Crimean Tatars: Stalin Statue Paying Tribute to Yalta Conference Causes Indignation


On the occasion of the Yalta Conference’s 70th anniversary, the Russian administration commissioned a statue portraying its three main protagonists, which include Stalin.. The unveiling of the statue spurred indignation among the Crimean Tatars, who were repressed and deported under the Soviet leader’s regime. However, it is the symbolic weight of the tribute and its reference to the community’s present situation that leads the Tatars to voice their discontent.

 

Below is an article published by Blouin News:

 

Crimean Tatars were reportedly outraged by a new statue of Stalin, Roosevelt and Churchill unveiled Wednesday at Yalta’s Livadia Palace. The sculpture was commissioned to commemorate the 70th anniversary of the famed Yalta Conference that took place there between the “Big Three” heads of state of the allied powers, where they cooperated to plan the post-war order. For the newly annexed peninsula’s Tatar Muslim minority, the monument constitutes a celebration of the bloodthirsty General Secretary, who brutalized Tatars in the Soviet era.

The Tatars have a fraught history with Russian leadership. Indigenous to the region for centuries, the group came under Moscow rule under Catherine the Great and have long endured persecution as an ethnic and religious minority. Comprising around 12% of the Crimean population, the Tatars have historically resisted assimilation and have retained their distinctive local culture. In 1944, Stalin expelled the Tatars from their ancestral homeland and sent them to modern-day Uzbekistan, where those who didn’t perish on the journey were doomed to bleak lives until 1989, when several hundred thousand returned.

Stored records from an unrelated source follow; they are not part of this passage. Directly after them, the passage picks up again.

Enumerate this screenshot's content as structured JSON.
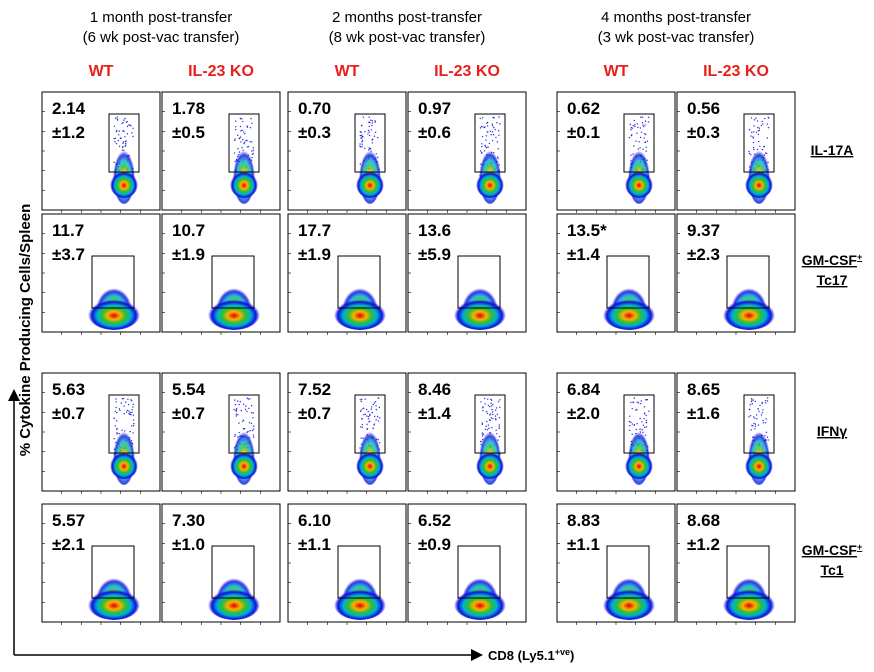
{
  "groups": [
    {
      "line1": "1 month post-transfer",
      "line2": "(6 wk post-vac transfer)",
      "columns": [
        "WT",
        "IL-23 KO"
      ]
    },
    {
      "line1": "2 months post-transfer",
      "line2": "(8 wk post-vac transfer)",
      "columns": [
        "WT",
        "IL-23 KO"
      ]
    },
    {
      "line1": "4 months post-transfer",
      "line2": "(3 wk post-vac transfer)",
      "columns": [
        "WT",
        "IL-23 KO"
      ]
    }
  ],
  "rows": [
    {
      "label": "IL-17A",
      "cells": [
        {
          "value": "2.14",
          "sd": "±1.2"
        },
        {
          "value": "1.78",
          "sd": "±0.5"
        },
        {
          "value": "0.70",
          "sd": "±0.3"
        },
        {
          "value": "0.97",
          "sd": "±0.6"
        },
        {
          "value": "0.62",
          "sd": "±0.1"
        },
        {
          "value": "0.56",
          "sd": "±0.3"
        }
      ]
    },
    {
      "label": "GM-CSF",
      "sup": "+",
      "label2": "Tc17",
      "cells": [
        {
          "value": "11.7",
          "sd": "±3.7"
        },
        {
          "value": "10.7",
          "sd": "±1.9"
        },
        {
          "value": "17.7",
          "sd": "±1.9"
        },
        {
          "value": "13.6",
          "sd": "±5.9"
        },
        {
          "value": "13.5*",
          "sd": "±1.4"
        },
        {
          "value": "9.37",
          "sd": "±2.3"
        }
      ]
    },
    {
      "label": "IFNγ",
      "cells": [
        {
          "value": "5.63",
          "sd": "±0.7"
        },
        {
          "value": "5.54",
          "sd": "±0.7"
        },
        {
          "value": "7.52",
          "sd": "±0.7"
        },
        {
          "value": "8.46",
          "sd": "±1.4"
        },
        {
          "value": "6.84",
          "sd": "±2.0"
        },
        {
          "value": "8.65",
          "sd": "±1.6"
        }
      ]
    },
    {
      "label": "GM-CSF",
      "sup": "+",
      "label2": "Tc1",
      "cells": [
        {
          "value": "5.57",
          "sd": "±2.1"
        },
        {
          "value": "7.30",
          "sd": "±1.0"
        },
        {
          "value": "6.10",
          "sd": "±1.1"
        },
        {
          "value": "6.52",
          "sd": "±0.9"
        },
        {
          "value": "8.83",
          "sd": "±1.1"
        },
        {
          "value": "8.68",
          "sd": "±1.2"
        }
      ]
    }
  ],
  "y_axis_label": "% Cytokine Producing Cells/Spleen",
  "x_axis_label": {
    "main": "CD8 (Ly5.1",
    "sup": "+ve",
    "end": ")"
  }
}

In a letter to President Putin, the National Movement of Crimean Tatars beseeched him to rescind the statue and show that “you really condemn the Stalin regime’s crimes.” But this is hardly the first commemoration of Stalin’s participation at Yalta on the grounds. Indeed, the Livadia Palace site has been operating as a tourist destination for quite some time. The statue itself appears heavily based on famous photos taken at the Yalta Conference, which are also ubiquitous in and outside of the palace. There are even wax figures of the “Big Three” already on display there, which undermines the contention that this commemoration is novel or unprecedented. It is tough to imagine how one would even go about curating a Yalta museum without invoking Stalin, whose so-called “cult of personality” dominates post-Soviet memories of the “Great Fatherland War.”

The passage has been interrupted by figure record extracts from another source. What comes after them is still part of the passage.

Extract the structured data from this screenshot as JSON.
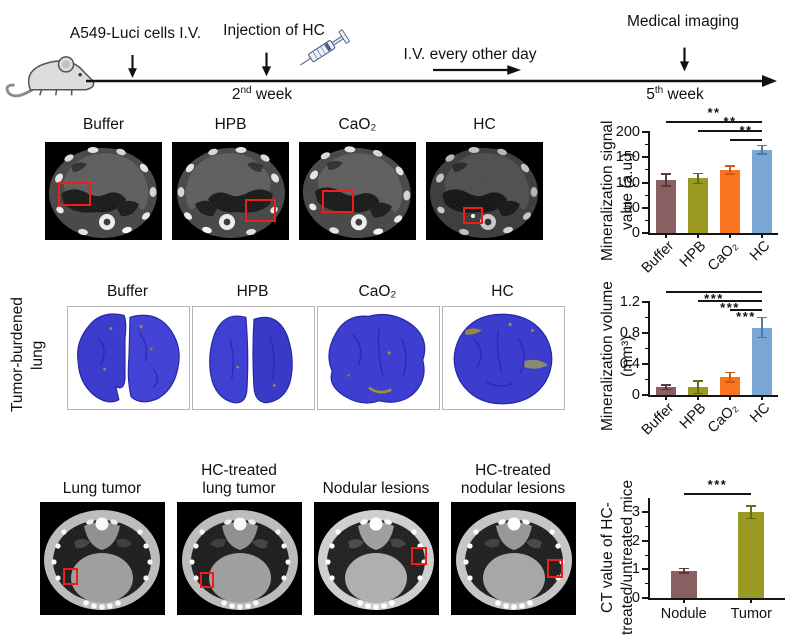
{
  "timeline": {
    "cells_label": "A549-Luci cells I.V.",
    "injection_label": "Injection of HC",
    "iv_label": "I.V. every other day",
    "imaging_label": "Medical imaging",
    "week2": {
      "num": "2",
      "sup": "nd",
      "rest": " week"
    },
    "week5": {
      "num": "5",
      "sup": "th",
      "rest": " week"
    },
    "icons": {
      "mouse": "mouse-icon",
      "syringe": "syringe-icon",
      "down_arrow": "down-arrow-icon",
      "right_arrow": "right-arrow-icon",
      "timeline_arrow": "timeline-arrow-icon"
    }
  },
  "ct_row": {
    "labels": [
      "Buffer",
      "HPB",
      "CaO₂",
      "HC"
    ]
  },
  "lung_row": {
    "side_label": "Tumor-burdened lung",
    "labels": [
      "Buffer",
      "HPB",
      "CaO₂",
      "HC"
    ]
  },
  "bottom_row": {
    "labels": [
      "Lung tumor",
      "HC-treated lung tumor",
      "Nodular lesions",
      "HC-treated nodular lesions"
    ]
  },
  "chart_data": [
    {
      "type": "bar",
      "title": "",
      "ylabel": "Mineralization signal value (a.u.)",
      "categories": [
        "Buffer",
        "HPB",
        "CaO₂",
        "HC"
      ],
      "values": [
        105,
        108,
        125,
        165
      ],
      "errors": [
        12,
        10,
        8,
        8
      ],
      "colors": [
        "#8a5f62",
        "#9a9a22",
        "#f97420",
        "#7aa7d6"
      ],
      "error_colors": [
        "#5d3a3d",
        "#6a6a12",
        "#d05a10",
        "#4a7cab"
      ],
      "ylim": [
        0,
        200
      ],
      "yticks": [
        0,
        50,
        100,
        150,
        200
      ],
      "yticks_minor": [
        25,
        75,
        125,
        175
      ],
      "x_tick_rotation": 45,
      "grid": false,
      "significance": [
        {
          "a": 0,
          "b": 3,
          "stars": "**"
        },
        {
          "a": 1,
          "b": 3,
          "stars": "**"
        },
        {
          "a": 2,
          "b": 3,
          "stars": "**"
        }
      ]
    },
    {
      "type": "bar",
      "title": "",
      "ylabel": "Mineralization volume (mm³)",
      "categories": [
        "Buffer",
        "HPB",
        "CaO₂",
        "HC"
      ],
      "values": [
        0.1,
        0.1,
        0.23,
        0.87
      ],
      "errors": [
        0.03,
        0.08,
        0.06,
        0.13
      ],
      "colors": [
        "#8a5f62",
        "#9a9a22",
        "#f97420",
        "#7aa7d6"
      ],
      "error_colors": [
        "#5d3a3d",
        "#6a6a12",
        "#d05a10",
        "#4a7cab"
      ],
      "ylim": [
        0,
        1.2
      ],
      "yticks": [
        0,
        0.4,
        0.8,
        1.2
      ],
      "yticks_minor": [
        0.2,
        0.6,
        1.0
      ],
      "x_tick_rotation": 45,
      "grid": false,
      "significance": [
        {
          "a": 0,
          "b": 3,
          "stars": "***"
        },
        {
          "a": 1,
          "b": 3,
          "stars": "***"
        },
        {
          "a": 2,
          "b": 3,
          "stars": "***"
        }
      ]
    },
    {
      "type": "bar",
      "title": "",
      "ylabel": "CT value of HC-treated/untreated mice",
      "categories": [
        "Nodule",
        "Tumor"
      ],
      "values": [
        0.95,
        3.0
      ],
      "errors": [
        0.08,
        0.22
      ],
      "colors": [
        "#8a5f62",
        "#9a9a22"
      ],
      "error_colors": [
        "#5d3a3d",
        "#6a6a12"
      ],
      "ylim": [
        0,
        3.5
      ],
      "yticks": [
        0,
        1,
        2,
        3
      ],
      "yticks_minor": [
        0.5,
        1.5,
        2.5
      ],
      "x_tick_rotation": 0,
      "grid": false,
      "significance": [
        {
          "a": 0,
          "b": 1,
          "stars": "***"
        }
      ]
    }
  ]
}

So it seems more likely that the Tatar protests have less to do with the depiction of Stalin itself, and more to do with justifiable anxieties about the new Russian yoke. Memories of their long exile to the Central Asian steppe remain fresh, and Tatars have overwhelmingly supported Ukrainian rule over Russian. After boycotting the referendum that formally transferred Crimea to Russia, vocal Tatars have reportedly been targeted by pro-Moscow authorities. Reports of silencing tactics like raids of Tatar-language schools and mosques support the idea that the peninsula’s regime change is bad news for the Tatar Muslims.

Local Tatar political figures have also been targeted. This week, a U.N. spokesperson condemned the arrest of the local head of Mejlis, the autonomous Tatar assembly. Tatar news organizations have also faced raids. This state crackdown appears similar to methods used to dampen minority insurgencies in places like Chechnya, where the results were disastrous. Furthermore, Tatar leaders say, they have launched no provocations in Crimea to warrant the preemptive strong-armed tactics.

Seen from this light, the fury over the innocuous statue seems much more justified. Tatars aren’t upset by a historically accurate depiction of Stalin — they’re upset by leaders who seem poised to repeat his mistakes.